By GREG ANSLEY
CANBERRA - Gary Brown should not have stopped to chat with the voluptuous young woman in downtown Perth.
The 38-year-old accountant and father of two should certainly never have offered the woman $A50 ($61) to have sex with him.
The streetwalker was in fact a policewoman, one of two working Pier St in the first test of new laws allowing undercover officers to trap men looking for prostitutes.
Worse was to come.
Under a shame-them approach to stamping out streetwalking in Western Australia, chief magistrate Steven Heath refused to suppress Brown's name, or to impose a spent conviction, under which no record would be kept of the crime.
The same went for the 15 other men rounded up by the two officers and charged under the state's tough Street Prostitution Act.
Not even construction supervisor Raymond Budge, who needed a conviction-free record to work on mining projects overseas, nor Corey Watson, who claimed to have stopped to merely talk to a woman he thought he recognised, were spared.

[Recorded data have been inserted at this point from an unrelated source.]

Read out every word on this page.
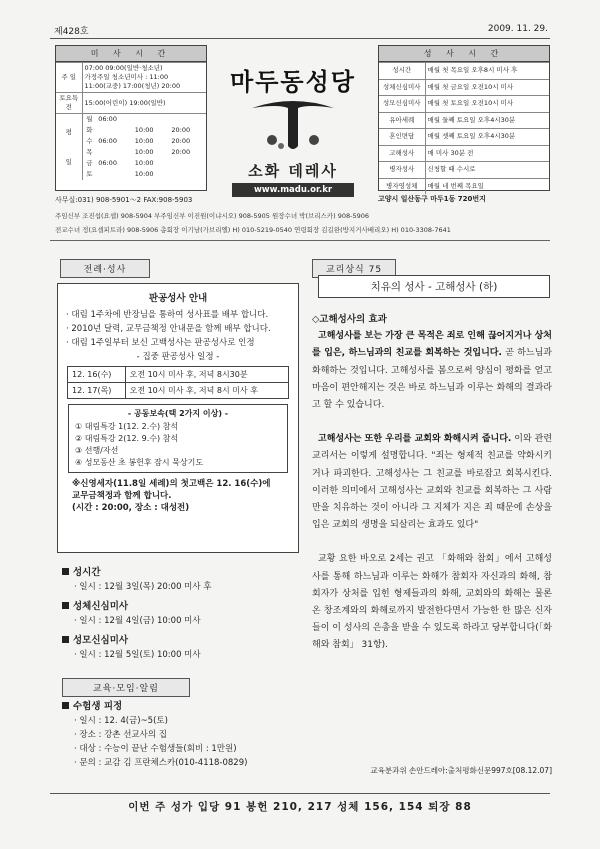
제428호	2009. 11. 29.
미 사 시 간
주 일	
07:00 09:00(일반·청소년)
가정주일 청소년미사 : 11:00
11:00(교중) 17:00(청년) 20:00

토요특전	15:00(어린이) 19:00(일반)

평
일

월	06:00		
화		10:00	20:00
수	06:00	10:00	20:00
목		10:00	20:00
금	06:00	10:00	
토		10:00	
마두동성당
소화 데레사
www.madu.or.kr
성 사 시 간
성시간	매월 첫 목요일 오후8시 미사 후
성체신심미사	매월 첫 금요일 오전10시 미사
성모신심미사	매월 첫 토요일 오전10시 미사
유아세례	매월 둘째 토요일 오후4시30분
혼인면담	매월 셋째 토요일 오후4시30분
고해성사	매 미사 30분 전
병자성사	신청할 때 수시로
병자영성체	매월 네 번째 목요일
고양시 일산동구 마두1동 720번지
사무실:031) 908-5901～2 FAX:908-5903
주임신부 조진섭(요셉) 908-5904 부주임신부 이진원(이냐시오) 908-5905 원장수녀 박(브리스카) 908-5906
전교수녀 정(요셉피트라) 908-5906 총회장 이기남(가브리엘) H) 010-5219-0540 연령회장 김길완(방지거사베리오) H) 010-3308-7641
전례·성사
판공성사 안내
· 대림 1주차에 반장님을 통하여 성사표를 배부 합니다.
· 2010년 달력, 교무금책정 안내문을 함께 배부 합니다.
· 대림 1주일부터 보신 고백성사는 판공성사로 인정
- 집중 판공성사 일정 -
12. 16(수)	오전 10시 미사 후, 저녁 8시30분
12. 17(목)	오전 10시 미사 후, 저녁 8시 미사 후
- 공동보속(택 2가지 이상) -
① 대림특강 1(12. 2.수) 참석
② 대림특강 2(12. 9.수) 참석
③ 선행/자선
④ 성모동산 초 봉헌후 잠시 묵상기도
※신영세자(11.8일 세례)의 첫고백은 12. 16(수)에
교무금책정과 함께 합니다.
(시간 : 20:00, 장소 : 대성전)
성시간
· 일시 : 12월 3일(목) 20:00 미사 후
성체신심미사
· 일시 : 12월 4일(금) 10:00 미사
성모신심미사
· 일시 : 12월 5일(토) 10:00 미사
교육·모임·알림
수험생 피정
· 일시 : 12. 4(금)~5(토)
· 장소 : 강촌 선교사의 집
· 대상 : 수능이 끝난 수험생들(회비 : 1만원)
· 문의 : 교감 김 프란체스카(010-4118-0829)
교리상식 75
치유의 성사 - 고해성사 (하)
◇고해성사의 효과

고해성사를 보는 가장 큰 목적은 죄로 인해 끊어지거나 상처를 입은, 하느님과의 친교를 회복하는 것입니다. 곧 하느님과 화해하는 것입니다. 고해성사를 봄으로써 양심이 평화를 얻고 마음이 편안해지는 것은 바로 하느님과 이루는 화해의 결과라고 할 수 있습니다.

고해성사는 또한 우리를 교회와 화해시켜 줍니다. 이와 관련 교리서는 이렇게 설명합니다. "죄는 형제적 친교를 약화시키거나 파괴한다. 고해성사는 그 친교를 바로잡고 회복시킨다. 이러한 의미에서 고해성사는 교회와 친교를 회복하는 그 사람만을 치유하는 것이 아니라 그 지체가 지은 죄 때문에 손상을 입은 교회의 생명을 되살리는 효과도 있다"

교황 요한 바오로 2세는 권고 「화해와 참회」에서 고해성사를 통해 하느님과 이루는 화해가 참회자 자신과의 화해, 참회자가 상처를 입힌 형제들과의 화해, 교회와의 화해는 물론 온 창조계와의 화해로까지 발전한다면서 가능한 한 많은 신자들이 이 성사의 은총을 받을 수 있도록 하라고 당부합니다(「화해와 참회」 31항).

교육분과위 손안드레아:출처평화신문997호[08.12.07]
이번 주 성가 입당 91 봉헌 210, 217 성체 156, 154 퇴장 88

The two undercover officers, working in an operation codenamed Bounty, were testing new provisions of the law introduced in August last year in a bid to keep prostitution off the streets in WA.
Even before that, the police were busy.
Last year they warned they would telephone the wives, employers and families of men caught frequenting illegal suburban brothels.
A crackdown then saw officers knocking on prostitute's doors and asking clients what they were doing there, and a number of calls to Perth companies to let managers know what their employees had been up to in the company car.
The changes to the Street Prostitution Act, which prohibits prostitutes even displaying themselves from doors or windows, were a further bid to rid inner Perth of a flourishing streetwalking industry.
While some brothels are legal, an earlier policy of containment that kept illicit prostitution under control has largely collapsed, leading to demands for new controls.
Police have now responded with new sting operations targeting would-be clients to choke off supply and run streetwalkers out of business.
And in the first rush of convictions, courts have warned of their zero-tolerance approach.